As far back as I can remember my parents told me that Santa Claus was a made up story, like a fairy tale. Consequently, I didn’t need to write Santa a letter or leave milk & cookies or sit on Santa’s lap because I knew that Santa was just a nice story and that the true meaning of Christmas was Christ.
You may wonder why my parents chose to not pretend about Santa with me. It was my understanding that they wanted to always be truthful with me so that I would always trust what they told me. They said that a lot of my friends and cousins believe that there is a Santa and that it was not my responsibility to tell them the truth that was their parents’ job. So, I never told my friends the truth about Santa. I remember being so relieved when my friends finally knew that Santa was pretend.
My parents weren’t fanatical about this truth-in-Santa lifestyle, I enjoyed all the Christmas shows with Santa, Rudolph and Frosty but knew they were just like all the other Saturday morning cartoons that I watched, they were made up. We also enjoyed our Christmas records with songs like Jingle Bells, Santa Claus is coming to Town, and Here Comes Santa Claus in addition to Silent Night, Away in a Manager, and We Three Kings.
My parents’ intent was two fold: to be honest with me and to ensure that I understood that Christmas is about Christ.
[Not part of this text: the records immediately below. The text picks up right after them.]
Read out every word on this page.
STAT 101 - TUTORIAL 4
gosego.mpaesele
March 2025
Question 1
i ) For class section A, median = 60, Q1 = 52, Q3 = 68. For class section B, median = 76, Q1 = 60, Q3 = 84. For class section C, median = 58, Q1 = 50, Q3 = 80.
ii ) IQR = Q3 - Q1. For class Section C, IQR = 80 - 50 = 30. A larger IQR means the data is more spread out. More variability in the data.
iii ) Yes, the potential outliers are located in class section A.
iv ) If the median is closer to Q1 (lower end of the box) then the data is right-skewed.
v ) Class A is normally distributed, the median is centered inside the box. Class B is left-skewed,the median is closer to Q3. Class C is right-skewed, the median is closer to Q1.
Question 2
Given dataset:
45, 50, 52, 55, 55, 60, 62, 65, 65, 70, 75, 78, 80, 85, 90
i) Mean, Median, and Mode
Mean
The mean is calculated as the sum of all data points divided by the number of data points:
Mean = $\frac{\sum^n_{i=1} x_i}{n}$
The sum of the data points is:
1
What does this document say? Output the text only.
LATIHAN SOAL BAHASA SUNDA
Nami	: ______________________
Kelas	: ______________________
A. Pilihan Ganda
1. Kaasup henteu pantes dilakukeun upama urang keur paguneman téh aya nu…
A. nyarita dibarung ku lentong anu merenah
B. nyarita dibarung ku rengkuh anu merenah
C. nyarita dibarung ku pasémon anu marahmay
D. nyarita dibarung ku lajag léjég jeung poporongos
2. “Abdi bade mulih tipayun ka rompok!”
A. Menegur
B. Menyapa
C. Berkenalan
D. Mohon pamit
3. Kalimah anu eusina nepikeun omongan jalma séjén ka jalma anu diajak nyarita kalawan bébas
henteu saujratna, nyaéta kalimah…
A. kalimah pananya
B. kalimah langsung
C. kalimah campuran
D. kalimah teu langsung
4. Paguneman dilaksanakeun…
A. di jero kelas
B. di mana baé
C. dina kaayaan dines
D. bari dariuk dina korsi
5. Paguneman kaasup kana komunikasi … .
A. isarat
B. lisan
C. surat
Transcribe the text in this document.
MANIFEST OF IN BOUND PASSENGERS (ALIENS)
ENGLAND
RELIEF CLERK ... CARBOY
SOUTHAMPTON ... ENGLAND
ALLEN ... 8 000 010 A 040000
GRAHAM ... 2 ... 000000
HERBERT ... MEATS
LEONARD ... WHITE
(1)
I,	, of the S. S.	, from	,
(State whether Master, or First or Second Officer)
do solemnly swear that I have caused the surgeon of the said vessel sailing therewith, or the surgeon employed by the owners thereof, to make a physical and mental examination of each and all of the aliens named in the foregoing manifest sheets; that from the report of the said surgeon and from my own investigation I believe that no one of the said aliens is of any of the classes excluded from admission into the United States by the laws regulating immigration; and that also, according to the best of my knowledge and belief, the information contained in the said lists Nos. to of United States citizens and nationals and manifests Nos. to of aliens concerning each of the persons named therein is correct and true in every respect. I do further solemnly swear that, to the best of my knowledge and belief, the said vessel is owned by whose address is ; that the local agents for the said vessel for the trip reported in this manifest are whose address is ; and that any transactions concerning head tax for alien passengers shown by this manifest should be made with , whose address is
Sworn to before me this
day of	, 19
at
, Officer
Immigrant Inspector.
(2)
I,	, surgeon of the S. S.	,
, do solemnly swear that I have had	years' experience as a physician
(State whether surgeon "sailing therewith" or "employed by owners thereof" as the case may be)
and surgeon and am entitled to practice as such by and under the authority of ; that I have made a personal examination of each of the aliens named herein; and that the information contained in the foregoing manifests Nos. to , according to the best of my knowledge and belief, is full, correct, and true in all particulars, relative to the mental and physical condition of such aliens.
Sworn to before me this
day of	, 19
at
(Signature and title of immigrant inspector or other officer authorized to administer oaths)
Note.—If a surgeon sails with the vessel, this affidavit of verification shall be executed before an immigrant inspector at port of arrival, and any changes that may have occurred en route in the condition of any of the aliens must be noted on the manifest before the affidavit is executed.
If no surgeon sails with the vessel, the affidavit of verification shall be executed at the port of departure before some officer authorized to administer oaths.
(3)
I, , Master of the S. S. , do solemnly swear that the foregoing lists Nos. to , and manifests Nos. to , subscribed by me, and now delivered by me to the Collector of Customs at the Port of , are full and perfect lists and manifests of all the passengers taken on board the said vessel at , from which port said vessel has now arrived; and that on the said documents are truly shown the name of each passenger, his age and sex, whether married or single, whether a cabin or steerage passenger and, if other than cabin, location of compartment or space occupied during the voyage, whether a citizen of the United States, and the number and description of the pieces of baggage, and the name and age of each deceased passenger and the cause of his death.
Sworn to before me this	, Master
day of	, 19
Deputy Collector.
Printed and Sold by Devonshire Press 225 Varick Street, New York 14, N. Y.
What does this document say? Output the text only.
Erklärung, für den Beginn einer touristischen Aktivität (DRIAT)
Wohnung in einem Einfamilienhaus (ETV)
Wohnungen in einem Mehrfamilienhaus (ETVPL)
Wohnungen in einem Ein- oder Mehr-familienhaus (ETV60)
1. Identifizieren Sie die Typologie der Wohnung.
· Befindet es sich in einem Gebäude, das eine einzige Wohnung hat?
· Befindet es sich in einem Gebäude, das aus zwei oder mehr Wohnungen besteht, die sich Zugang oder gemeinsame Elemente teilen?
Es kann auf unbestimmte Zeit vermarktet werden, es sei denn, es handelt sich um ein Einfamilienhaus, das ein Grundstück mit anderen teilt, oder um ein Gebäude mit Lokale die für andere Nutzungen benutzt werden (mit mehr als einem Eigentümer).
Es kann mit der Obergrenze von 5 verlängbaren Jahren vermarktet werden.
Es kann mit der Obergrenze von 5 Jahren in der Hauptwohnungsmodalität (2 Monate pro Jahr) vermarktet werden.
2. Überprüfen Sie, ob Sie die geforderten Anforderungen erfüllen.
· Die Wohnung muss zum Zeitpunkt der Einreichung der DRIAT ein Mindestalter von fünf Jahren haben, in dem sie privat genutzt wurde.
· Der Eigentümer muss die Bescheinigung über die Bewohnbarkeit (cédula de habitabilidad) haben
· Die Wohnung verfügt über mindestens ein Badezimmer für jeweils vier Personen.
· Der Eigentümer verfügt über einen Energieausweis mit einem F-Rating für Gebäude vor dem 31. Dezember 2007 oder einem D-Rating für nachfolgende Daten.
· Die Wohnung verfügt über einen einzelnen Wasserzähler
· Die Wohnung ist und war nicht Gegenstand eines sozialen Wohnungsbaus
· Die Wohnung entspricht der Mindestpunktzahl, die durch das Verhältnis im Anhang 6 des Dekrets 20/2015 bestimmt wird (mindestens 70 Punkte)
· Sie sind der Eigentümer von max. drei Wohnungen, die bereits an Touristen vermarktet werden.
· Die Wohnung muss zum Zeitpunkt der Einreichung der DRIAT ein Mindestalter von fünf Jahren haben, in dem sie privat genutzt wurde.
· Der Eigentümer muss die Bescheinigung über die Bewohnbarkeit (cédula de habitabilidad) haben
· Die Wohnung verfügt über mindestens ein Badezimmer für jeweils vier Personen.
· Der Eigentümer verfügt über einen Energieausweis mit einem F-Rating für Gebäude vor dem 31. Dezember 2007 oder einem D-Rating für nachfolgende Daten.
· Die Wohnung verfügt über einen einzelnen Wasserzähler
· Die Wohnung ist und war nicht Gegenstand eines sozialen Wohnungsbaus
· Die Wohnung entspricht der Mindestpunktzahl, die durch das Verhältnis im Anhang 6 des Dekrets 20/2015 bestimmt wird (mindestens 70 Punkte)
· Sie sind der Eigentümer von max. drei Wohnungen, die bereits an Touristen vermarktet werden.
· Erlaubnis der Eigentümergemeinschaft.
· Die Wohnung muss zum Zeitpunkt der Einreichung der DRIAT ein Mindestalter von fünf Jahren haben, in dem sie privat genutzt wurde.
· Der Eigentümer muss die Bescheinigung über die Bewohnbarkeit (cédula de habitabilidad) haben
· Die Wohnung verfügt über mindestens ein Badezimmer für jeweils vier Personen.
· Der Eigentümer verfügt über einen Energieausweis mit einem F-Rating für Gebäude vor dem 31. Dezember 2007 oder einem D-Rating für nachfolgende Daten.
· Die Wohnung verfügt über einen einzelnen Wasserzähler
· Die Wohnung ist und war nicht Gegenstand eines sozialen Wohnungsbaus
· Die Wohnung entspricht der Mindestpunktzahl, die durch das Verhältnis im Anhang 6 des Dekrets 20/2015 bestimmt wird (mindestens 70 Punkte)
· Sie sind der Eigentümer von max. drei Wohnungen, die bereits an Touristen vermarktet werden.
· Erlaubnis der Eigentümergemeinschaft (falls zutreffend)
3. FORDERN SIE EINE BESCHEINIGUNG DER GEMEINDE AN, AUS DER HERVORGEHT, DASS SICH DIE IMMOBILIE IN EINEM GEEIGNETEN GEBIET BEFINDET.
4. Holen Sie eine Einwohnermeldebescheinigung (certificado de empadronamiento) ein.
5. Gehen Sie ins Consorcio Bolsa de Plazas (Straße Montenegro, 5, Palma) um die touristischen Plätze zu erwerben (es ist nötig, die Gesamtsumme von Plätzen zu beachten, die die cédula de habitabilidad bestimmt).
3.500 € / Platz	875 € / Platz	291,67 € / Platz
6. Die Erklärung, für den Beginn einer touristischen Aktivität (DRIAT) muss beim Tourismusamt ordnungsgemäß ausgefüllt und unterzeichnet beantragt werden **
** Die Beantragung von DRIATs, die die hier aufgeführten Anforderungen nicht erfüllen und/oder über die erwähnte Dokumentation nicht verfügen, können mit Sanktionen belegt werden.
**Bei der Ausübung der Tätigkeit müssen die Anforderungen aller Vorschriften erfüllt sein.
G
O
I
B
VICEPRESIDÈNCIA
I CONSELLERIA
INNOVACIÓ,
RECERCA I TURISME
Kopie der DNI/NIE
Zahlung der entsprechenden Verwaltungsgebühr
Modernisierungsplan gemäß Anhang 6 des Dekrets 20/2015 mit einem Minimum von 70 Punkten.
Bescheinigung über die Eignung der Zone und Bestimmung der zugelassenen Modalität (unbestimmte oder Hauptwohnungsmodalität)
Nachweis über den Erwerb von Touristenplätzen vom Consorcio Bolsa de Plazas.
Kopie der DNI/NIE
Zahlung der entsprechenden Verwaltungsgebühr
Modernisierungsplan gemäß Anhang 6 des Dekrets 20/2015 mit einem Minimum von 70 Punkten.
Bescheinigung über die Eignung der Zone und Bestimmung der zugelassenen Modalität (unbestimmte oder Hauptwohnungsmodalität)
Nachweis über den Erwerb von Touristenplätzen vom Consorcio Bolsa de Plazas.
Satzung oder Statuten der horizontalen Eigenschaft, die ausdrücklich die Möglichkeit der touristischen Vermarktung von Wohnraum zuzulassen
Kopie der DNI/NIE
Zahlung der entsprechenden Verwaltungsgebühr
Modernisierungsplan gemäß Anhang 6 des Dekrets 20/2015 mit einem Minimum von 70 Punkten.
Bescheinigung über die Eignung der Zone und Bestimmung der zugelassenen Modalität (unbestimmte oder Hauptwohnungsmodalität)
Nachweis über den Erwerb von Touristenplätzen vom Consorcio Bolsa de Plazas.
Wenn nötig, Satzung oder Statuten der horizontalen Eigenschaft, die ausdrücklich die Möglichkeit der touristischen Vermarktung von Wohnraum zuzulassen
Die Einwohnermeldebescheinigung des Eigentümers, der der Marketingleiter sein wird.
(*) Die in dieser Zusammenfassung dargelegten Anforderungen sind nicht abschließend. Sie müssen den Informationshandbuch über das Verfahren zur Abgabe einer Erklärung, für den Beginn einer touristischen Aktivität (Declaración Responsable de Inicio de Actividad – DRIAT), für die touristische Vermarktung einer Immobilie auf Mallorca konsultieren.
With those intentions in mind, our decorations also didn’t depict Santa type symbols on them. Our wrapping paper as well as our decorations showed symbols of the true meaning of Christmas. Though, I do remember when I was 9 and we moved to Wichita Falls, Texas we acquired a 7″ Santa Claus as a gift and we did display it until it got too gross to display. I found two photos (1969 & 1983) that illustrate the lone Santa decoration and how he aged.
Last year when I discussed holiday memories with my mother she shared the following:
I’d forgotten about our truth-in-Santa lifestyle. That actually didn’t begin until we moved to Stillwater, Oklahoma (editorial note: ca 1964 and I was 4). One Christmas the pastor spoke about creating an atmosphere of trust and honesty with your children and suggested that if we begin by lying about Santa, we’ve not made a good start. Your Dad and I decided he had a point and, though I don’t think we were fanatical about it, we did opt for truth and honesty with you. I suppose you could say the photo with Santa on the TV indicates our lack of fanaticism about the subject (rather than being a visual representation of our hypocrisy). It was for us a matter of choosing to focus on “The reason for the season” and establishing a relationship based on trust and honesty.
I never thought of the lone Santa decoration as any form of discrepancy in the message my parents were teaching me. From my perspective as a child, that single item in my memory is due to its novelty in our home. I think it simply illustrates that the emphasis in my home was truly on Christ not a commercialization of Christmas with things like Santas.